Vietnamese Ambassador Pham Quang Vinh visited California in October in an effort to boost trade with the state. He stopped by the California Chamber of Commerce on October 20, where he discussed future hopes for California and Vietnam’s economic relationship, as well as Vietnam’s support for the Trans-Pacific Partnership.
“America and Vietnam are on the threshold of a stronger, broader and more rewarding relationship. It is 20 years after lifting the trade embargo and establishing diplomatic relations, 14 years after our bilateral trade agreement and eight years after the U.S. granted Vietnam permanent normal trade relations as part of our membership in the World Trade Organization,” Ambassador Vinh wrote in The Sacramento Bee before his meeting with CalChamber.
In addition to the Trans-Pacific Partnership, specific topics of discussion centered around agriculture, technology and education.
Vietnam and the United States are partners in the ongoing CalChamber-supported Trans-Pacific Partnership (TPP) negotiations.
The United States is seeking to develop a high-standard, 21st-century regional trade agreement that will support the creation and retention of jobs in the United States and promote economic growth.
In addition to the United States and Vietnam, the TPP negotiating partners include Australia, Brunei Darussalam, Canada, Chile, Japan, Malaysia, Mexico, New Zealand, Peru and Singapore. The goal is to expand the agreement to include countries across the Asia Pacific, which together represent more than half of global output and more than 40% of world trade.
The 12 economies of the TPP concluded their wide-ranging trade/investment negotiations on October 5. The CalChamber supports the TPP trade agreement process as an important vehicle for economic integration throughout the Pacific.
In July 2013, U.S. President Barack Obama and Vietnam President Truong Tan Sang launched the U.S.-Vietnam Comprehensive Partnership, an overarching framework for advancing the bilateral relationship. The new partnership advances key initiatives to bolster U.S.-Vietnam relations and underscores the enduring U.S. commitment to the Asia-Pacific rebalance.
During General Secretary Nguyen Phu Trong’s historic visit to Washington, D.C., in July 2015, the United States and Vietnam recognized the positive and substantive developments in many areas over the 20 years since diplomatic relations were established in 1995, particularly the growth in economic and trade cooperation, cooperation in addressing war legacy issues as well as in science and technology, education, health care, environment, response to climate change, defense, security, human rights, and increasing regional and international cooperation on issues of mutual concern.
Vietnam is a nation of 90.7 million people, the 13th most populated country in the world.

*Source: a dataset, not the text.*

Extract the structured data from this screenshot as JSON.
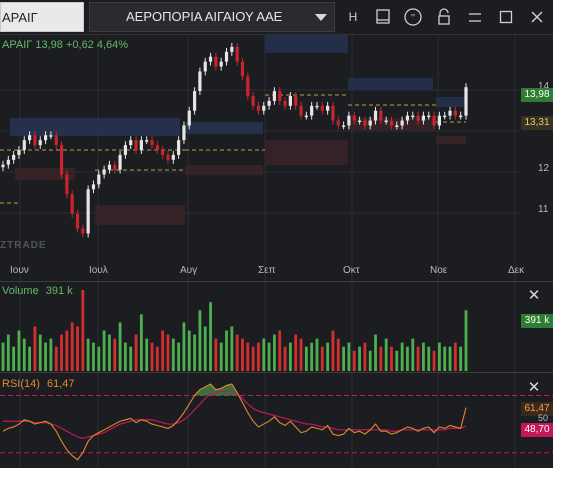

With a gross domestic product of $186.2 billion, the economy is growing and the volume of foreign trade has been increasing.
Two-way trade between the United States and Vietnam was approximately $36.3 billion in 2014. The United States exported more than $5.7 billion to Vietnam, with top categories being electronic machinery, seeds and grain products, nuclear reactors, machinery, cotton products, fruit and nuts.
Of the $30.6 billion imported from Vietnam, top categories included apparel articles, electronic machinery, footwear, and furniture, according to the U.S. Department of Commerce.
According to the most recent census, the United States is the home of more than 1.6 million people of Vietnamese origin, with 40% residing in California. Outside Vietnam, Orange County has the largest Vietnamese community, with more than 180,000 people of Vietnamese descent.
In 2014, California was the top state exporter to Vietnam with more than $1.2 billion, making up 21% of all U.S. exports in goods.
California exports to Vietnam have more than doubled since 2007 and have increased by 9% from 2013 to 2014. Vietnam is California’s 26th largest export destination.
Computer and electronic products were credited with 19.7% of the total, with $237.7 million in exports. Agricultural products held 19.2% with $231.7 million. Food manufactures held 17.4% with $210.3 million. Chemicals held 7.3% with $88.7 million.
According to the California Wine Institute, Vietnam is the ninth largest export destination for California wines, consuming $19.7 million in 2014, up 54.6% from the previous year.
In fact, Ambassador Vinh remarked that wine is only one among countless U.S. exports to Vietnam. West Coast states, particularly California, are leading the way in reaching out to fast-growing markets.